Third – how are you reaching potential members?  Advertising in print is not the only answer.  You may gain a few members that way, but where is the bang for your buck?  What is that publication’s readership demographic?  Today’s Gen Xers and Ys are internet based.  They are looking at websites on their smart phones or iPads.  Is your website mobile friendly?   A club is better off investing on building the technical infrastructure.  Look at where your club is showcasing itself, and then look around at the attendees.  If your club is looking to gain members by having a booth at an event like Hershey, what is the attendee demographic?  Are the majority of the people in their 30’s, 40’s and 50’s or is the majority of people in their 60’s, 70’s, and 80’s?   Who is manning the booth?  People gravitate to others like themselves.  If your booth is manned with older members, that’s generally who will be attracted.

Fourth – make it easy for people to participate.  If someone wants to host an event, give him or her general guidelines and support and then let them run with it.  Don’t make it difficult.  Events build community.  A sense of community is what makes people stay.  Also, if you’re targeting a younger membership, remember they may still have children in school so their vacation time is restricted to the summer months.  Likewise, when organizing your event, make sure there are activities for a variety of age ranges.
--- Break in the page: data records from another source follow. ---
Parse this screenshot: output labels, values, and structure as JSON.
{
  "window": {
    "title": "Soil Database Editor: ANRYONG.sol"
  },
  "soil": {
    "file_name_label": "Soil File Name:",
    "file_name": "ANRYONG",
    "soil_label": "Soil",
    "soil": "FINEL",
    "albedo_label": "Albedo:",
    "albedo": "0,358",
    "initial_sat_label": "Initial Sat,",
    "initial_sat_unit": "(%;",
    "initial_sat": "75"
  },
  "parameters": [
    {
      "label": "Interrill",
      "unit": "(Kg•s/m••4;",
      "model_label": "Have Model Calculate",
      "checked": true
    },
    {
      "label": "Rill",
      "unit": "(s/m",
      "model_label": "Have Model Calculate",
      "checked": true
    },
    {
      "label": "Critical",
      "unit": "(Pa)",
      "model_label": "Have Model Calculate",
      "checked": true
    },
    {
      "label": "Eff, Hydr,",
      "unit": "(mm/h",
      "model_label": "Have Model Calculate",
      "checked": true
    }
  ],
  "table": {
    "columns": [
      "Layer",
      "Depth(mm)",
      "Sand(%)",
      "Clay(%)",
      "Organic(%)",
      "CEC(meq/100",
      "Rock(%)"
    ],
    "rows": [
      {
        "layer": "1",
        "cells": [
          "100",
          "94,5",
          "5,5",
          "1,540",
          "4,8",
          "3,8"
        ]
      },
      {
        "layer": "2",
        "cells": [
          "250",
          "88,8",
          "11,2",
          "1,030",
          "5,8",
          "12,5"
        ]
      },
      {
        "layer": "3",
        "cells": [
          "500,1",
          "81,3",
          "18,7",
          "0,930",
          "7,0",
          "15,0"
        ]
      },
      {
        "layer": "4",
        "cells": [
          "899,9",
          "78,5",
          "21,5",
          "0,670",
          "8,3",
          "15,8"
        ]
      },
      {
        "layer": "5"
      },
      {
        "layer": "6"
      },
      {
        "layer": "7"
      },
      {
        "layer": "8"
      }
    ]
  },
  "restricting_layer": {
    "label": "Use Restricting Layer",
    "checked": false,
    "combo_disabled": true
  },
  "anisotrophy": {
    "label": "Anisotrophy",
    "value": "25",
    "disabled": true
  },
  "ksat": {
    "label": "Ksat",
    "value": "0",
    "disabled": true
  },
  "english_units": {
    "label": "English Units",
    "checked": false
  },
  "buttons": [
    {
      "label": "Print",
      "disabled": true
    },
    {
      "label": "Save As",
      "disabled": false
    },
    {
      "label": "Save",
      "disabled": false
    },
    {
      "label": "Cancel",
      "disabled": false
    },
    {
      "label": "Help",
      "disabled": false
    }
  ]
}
Fifth – it’s time to let go of the membership requirement for accessing information.  Some clubs greedily hoard information for its “members only”.  The world is at a person’s fingertips.  I can go to YouTube and find how-to videos on almost anything I need to do.  There is no need to belong to a club to find out how to fix my carburetor or find a parts supplier.  I do believe clubs need to maintain the membership requirement to attend events.  I feel strongly that events should be insured, and an insurance company is going to require membership.

Sixth – getting back to multi-marque events, I recommend hiring a person to chair the events with club input and feedback.  Putting on a successful meet is hard work.  When they are not well run, people will not attend another one.  Negotiating with a hotel, or event venue, can be an overwhelming task for someone not familiar with the process.  If a single point person is in charge, they can handle those things no matter what part of the country the event is held in.  Then, the local clubs can help with adding the local flavor.  This will keep events at a high level of quality and consistency and free up volunteers from continually needing to create an event from scratch.  There are a lot of different ways to approach paying an event coordinator, it doesn’t all need to be done “cash up front”.
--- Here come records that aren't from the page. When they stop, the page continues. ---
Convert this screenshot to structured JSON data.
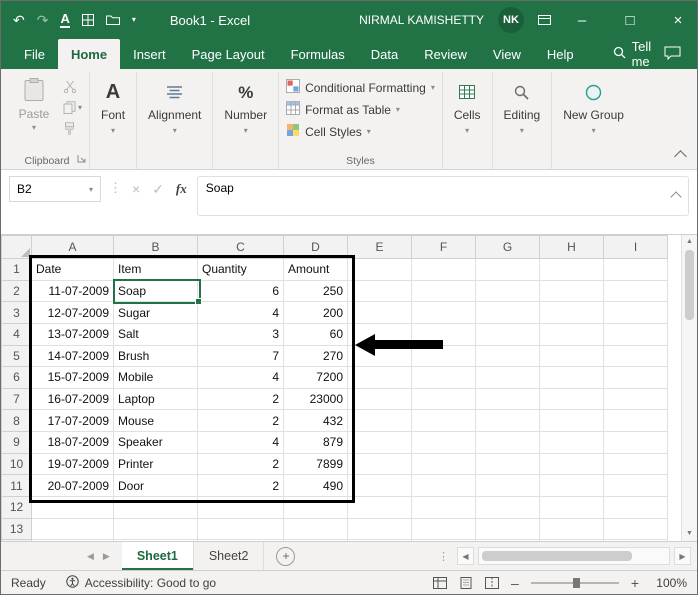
{
  "titlebar": {
    "title": "Book1 - Excel",
    "user": "NIRMAL KAMISHETTY",
    "user_initials": "NK"
  },
  "tabs": {
    "items": [
      "File",
      "Home",
      "Insert",
      "Page Layout",
      "Formulas",
      "Data",
      "Review",
      "View",
      "Help"
    ],
    "active": "Home",
    "tell_me": "Tell me"
  },
  "ribbon": {
    "clipboard": {
      "paste": "Paste",
      "label": "Clipboard"
    },
    "font": {
      "label": "Font"
    },
    "alignment": {
      "label": "Alignment"
    },
    "number": {
      "label": "Number"
    },
    "styles": {
      "conditional_formatting": "Conditional Formatting",
      "format_as_table": "Format as Table",
      "cell_styles": "Cell Styles",
      "label": "Styles"
    },
    "cells": {
      "label": "Cells"
    },
    "editing": {
      "label": "Editing"
    },
    "new_group": {
      "label": "New Group"
    }
  },
  "formula_bar": {
    "name_box": "B2",
    "fx_label": "fx",
    "formula": "Soap"
  },
  "grid": {
    "columns": [
      "A",
      "B",
      "C",
      "D",
      "E",
      "F",
      "G",
      "H",
      "I"
    ],
    "row_count": 14,
    "selected_cell": "B2",
    "bordered_range": "A1:D11",
    "cells": [
      {
        "row": 1,
        "values": {
          "A": "Date",
          "B": "Item",
          "C": "Quantity",
          "D": "Amount"
        }
      },
      {
        "row": 2,
        "values": {
          "A": "11-07-2009",
          "B": "Soap",
          "C": "6",
          "D": "250"
        }
      },
      {
        "row": 3,
        "values": {
          "A": "12-07-2009",
          "B": "Sugar",
          "C": "4",
          "D": "200"
        }
      },
      {
        "row": 4,
        "values": {
          "A": "13-07-2009",
          "B": "Salt",
          "C": "3",
          "D": "60"
        }
      },
      {
        "row": 5,
        "values": {
          "A": "14-07-2009",
          "B": "Brush",
          "C": "7",
          "D": "270"
        }
      },
      {
        "row": 6,
        "values": {
          "A": "15-07-2009",
          "B": "Mobile",
          "C": "4",
          "D": "7200"
        }
      },
      {
        "row": 7,
        "values": {
          "A": "16-07-2009",
          "B": "Laptop",
          "C": "2",
          "D": "23000"
        }
      },
      {
        "row": 8,
        "values": {
          "A": "17-07-2009",
          "B": "Mouse",
          "C": "2",
          "D": "432"
        }
      },
      {
        "row": 9,
        "values": {
          "A": "18-07-2009",
          "B": "Speaker",
          "C": "4",
          "D": "879"
        }
      },
      {
        "row": 10,
        "values": {
          "A": "19-07-2009",
          "B": "Printer",
          "C": "2",
          "D": "7899"
        }
      },
      {
        "row": 11,
        "values": {
          "A": "20-07-2009",
          "B": "Door",
          "C": "2",
          "D": "490"
        }
      }
    ],
    "annotation": {
      "shape": "arrow",
      "direction": "left",
      "points_at": "D4"
    }
  },
  "sheet_bar": {
    "sheets": [
      "Sheet1",
      "Sheet2"
    ],
    "active_sheet": "Sheet1"
  },
  "status_bar": {
    "mode": "Ready",
    "accessibility": "Accessibility: Good to go",
    "zoom": "100%"
  },
  "colors": {
    "excel_green": "#217346",
    "range_border": "#000000"
  }
}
I truly enjoy the classic car hobby.   We have made dear friends through the various car clubs we have belonged to.  I have a deep appreciation for the culture, the history and the people behind the various marques.  How else would I have met the original designers of the car, or the people who brought a part of it to life?    I believe there is no reason that car clubs should die away.  There is currently a massive surge in appreciation for all things “retro”.  Clothing, furniture, cars, travel trailers, and a simpler way of life all have a huge upward trend among Gen X and Y as they look back when things were made to last, and not be disposable like today’s items.   With a hard look at the way things are run, and some changes in perspective, there is no reason why the car clubs we enjoy cannot grab this swing and start growing once again.

Returning to the convention I attended; venues desperately want our car clubs there.  I spoke to hotels and locations all over the country that would be amazing locations to hold car shows.  They’re willing to work with the clubs, even help provide funds to put on the event if the counts are high enough.  The desire is there, and they’re willing to help with media contacts, transportation needs and more.  It’s just a matter of connecting all the pieces.

Thanks for reading my unsolicited advice.   I don’t want to see classic car clubs die a slow death, as there’s really no reason for it to happen.  It will take a willingness to try things a new way and listen to new points of view.  But in the end, it could increase interest and bring wonderful new members to the hobby.